La Ville charnelle/LE SOIR ET LA VILLE

E. Sansot & Cie (p. 145-149).

Le Soir et la Ville
(Petit drame de lumières)


La Ville était murée d’orgueil et de soleil…

La Ville méprisant la nocturne épouvante
qui montait du lointain à l’assaut des clartés,
hérissa tout à coup d’une main rutilante
le faisceau résonnant des clochers vers le ciel.
Et les clochers brandis comme des lances noires
meurtrirent la chair lasse et auguste du Soir.
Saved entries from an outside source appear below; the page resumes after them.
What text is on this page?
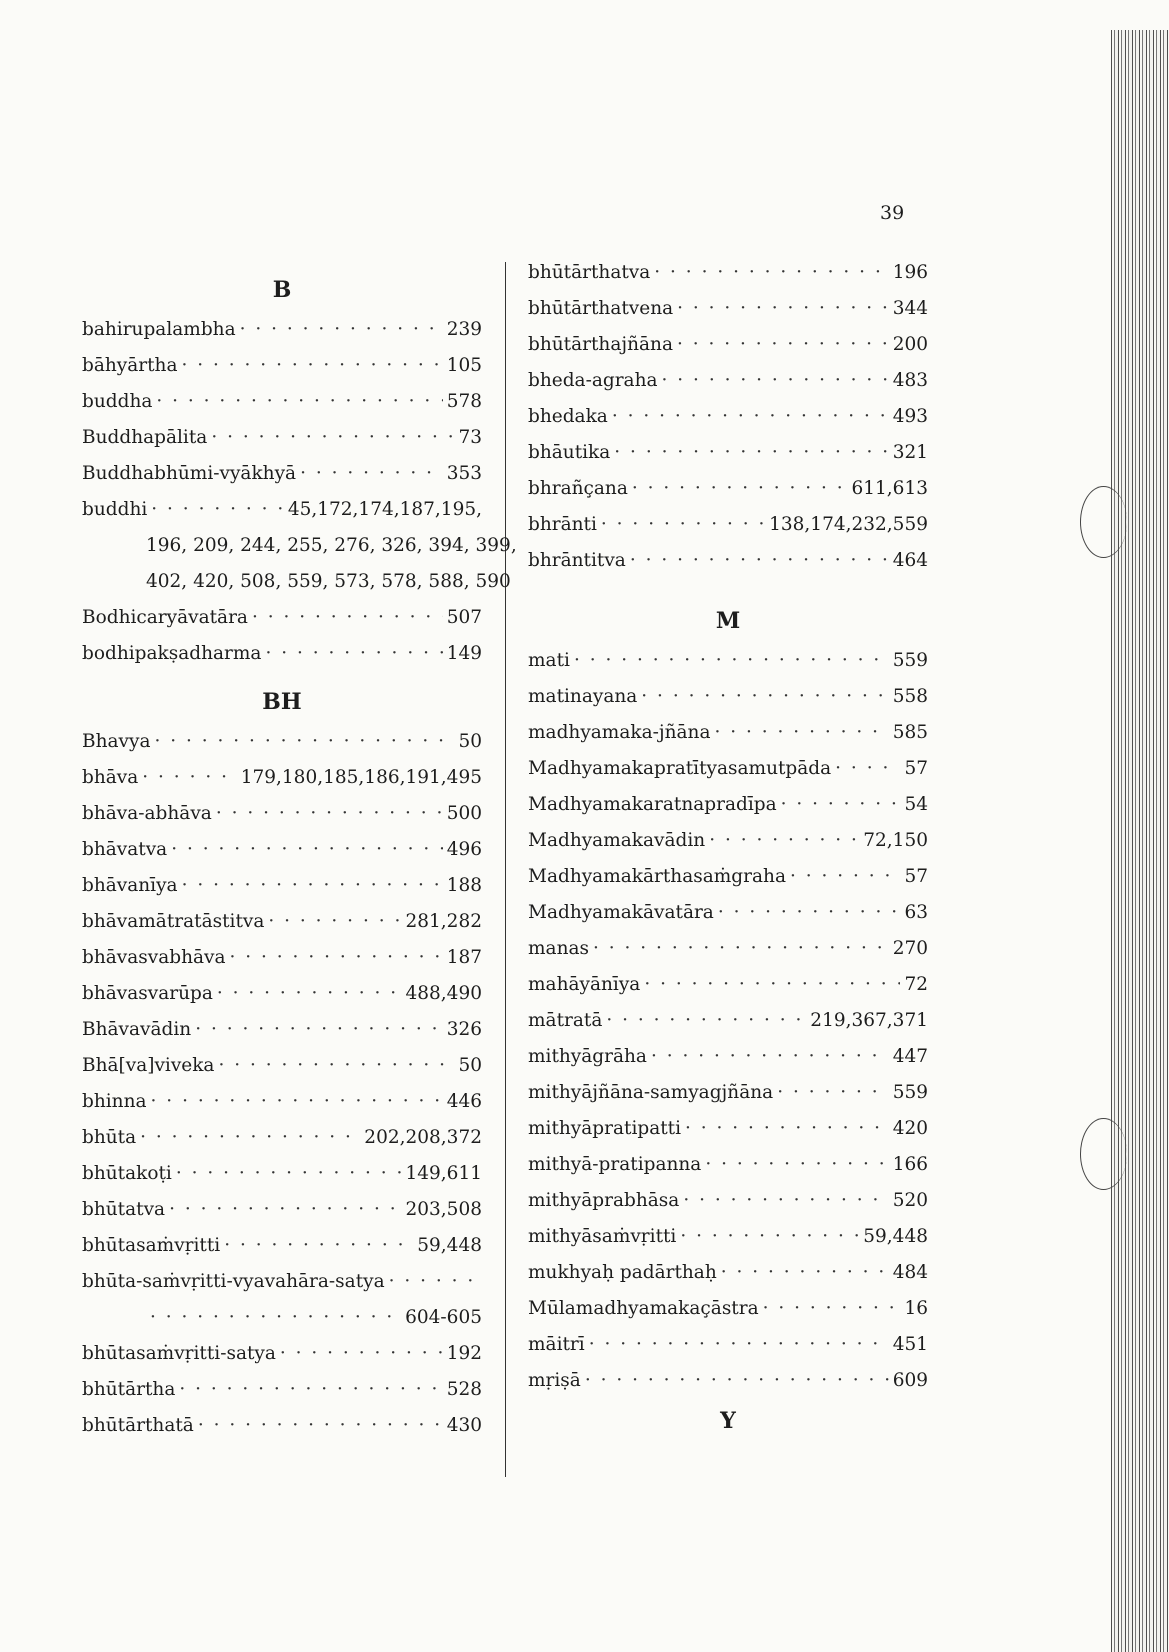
39
B
bahirupalambha · · ·	239
bāhyārtha · · ·	105
buddha · · ·	578
Buddhapālita · · ·	73
Buddhabhūmi-vyākhyā · · ·	353
buddhi · · ·	45,172,174,187,195,
196, 209, 244, 255, 276, 326, 394, 399,
402, 420, 508, 559, 573, 578, 588, 590
Bodhicaryāvatāra · · ·	507
bodhipakṣadharma · · ·	149
BH
Bhavya · · ·	50
bhāva · · ·	179,180,185,186,191,495
bhāva-abhāva · · ·	500
bhāvatva · · ·	496
bhāvanīya · · ·	188
bhāvamātratāstitva · · ·	281,282
bhāvasvabhāva · · ·	187
bhāvasvarūpa · · ·	488,490
Bhāvavādin · · ·	326
Bhā[va]viveka · · ·	50
bhinna · · ·	446
bhūta · · ·	202,208,372
bhūtakoṭi · · ·	149,611
bhūtatva · · ·	203,508
bhūtasaṁvṛitti · · ·	59,448
bhūta-saṁvṛitti-vyavahāra-satya
· · ·
· · ·
604-605
bhūtasaṁvṛitti-satya · · ·	192
bhūtārtha · · ·	528
bhūtārthatā · · ·	430
bhūtārthatva · · ·	196
bhūtārthatvena · · ·	344
bhūtārthajñāna · · ·	200
bheda-agraha · · ·	483
bhedaka · · ·	493
bhāutika · · ·	321
bhrañçana · · ·	611,613
bhrānti · · ·	138,174,232,559
bhrāntitva · · ·	464
M
mati · · ·	559
matinayana · · ·	558
madhyamaka-jñāna · · ·	585
Madhyamakapratītyasamutpāda · · ·	57
Madhyamakaratnapradīpa · · ·	54
Madhyamakavādin · · ·	72,150
Madhyamakārthasaṁgraha · · ·	57
Madhyamakāvatāra · · ·	63
manas · · ·	270
mahāyānīya · · ·	72
mātratā · · ·	219,367,371
mithyāgrāha · · ·	447
mithyājñāna-samyagjñāna · · ·	559
mithyāpratipatti · · ·	420
mithyā-pratipanna · · ·	166
mithyāprabhāsa · · ·	520
mithyāsaṁvṛitti · · ·	59,448
mukhyaḥ padārthaḥ · · ·	484
Mūlamadhyamakaçāstra · · ·	16
māitrī · · ·	451
mṛiṣā · · ·	609
Y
Et le Soir fut blessé ; et sa voix d’or se tut…
et sa chair pantelante et gorgée de douleur
s’affaissa sur la Ville, au chant flou des ramiers.

Les clochers ingénus eurent des larmes bleues
pour pleurer sur le crime éperdu de leurs pointes.
Et la Ville, grisée d’orgueil et de mépris,
toute angoissée d’entendre au loin pleurer le Soir
s’accouda sur la plaine pour attendre la nuit.
Et sa face fardée de sang et d’épouvante
s’abreuva dans le fleuve qui se mélancolise
à charrier les pierreries des grands nuages
et le reflet des lances que son onde amenuise.

Alors le Soir meurtri, haletant sous le poids
des ténèbres immenses, leva sa face triste
vers la Ville et pensa qu’au lendemain du crime
les pauvres, pris d’horreur, abaisseraient la voix
en voyant son sang rouge aux murailles sublimes.

Penché sur les torrents qui se décolorent,
le Soir remplit d’une eau plaintive sa gourde d’or,
et lava d’un grand geste les taches criminelles,

car le Soir pardonnait à la Ville cruelle.

Il s’en alla meurtri, avec au fond des yeux
une pitié suprême… et son pas s’alanguit
pour ne point écraser des astres dans les cieux.

Et les clochers mouraient avec des larmes bleues.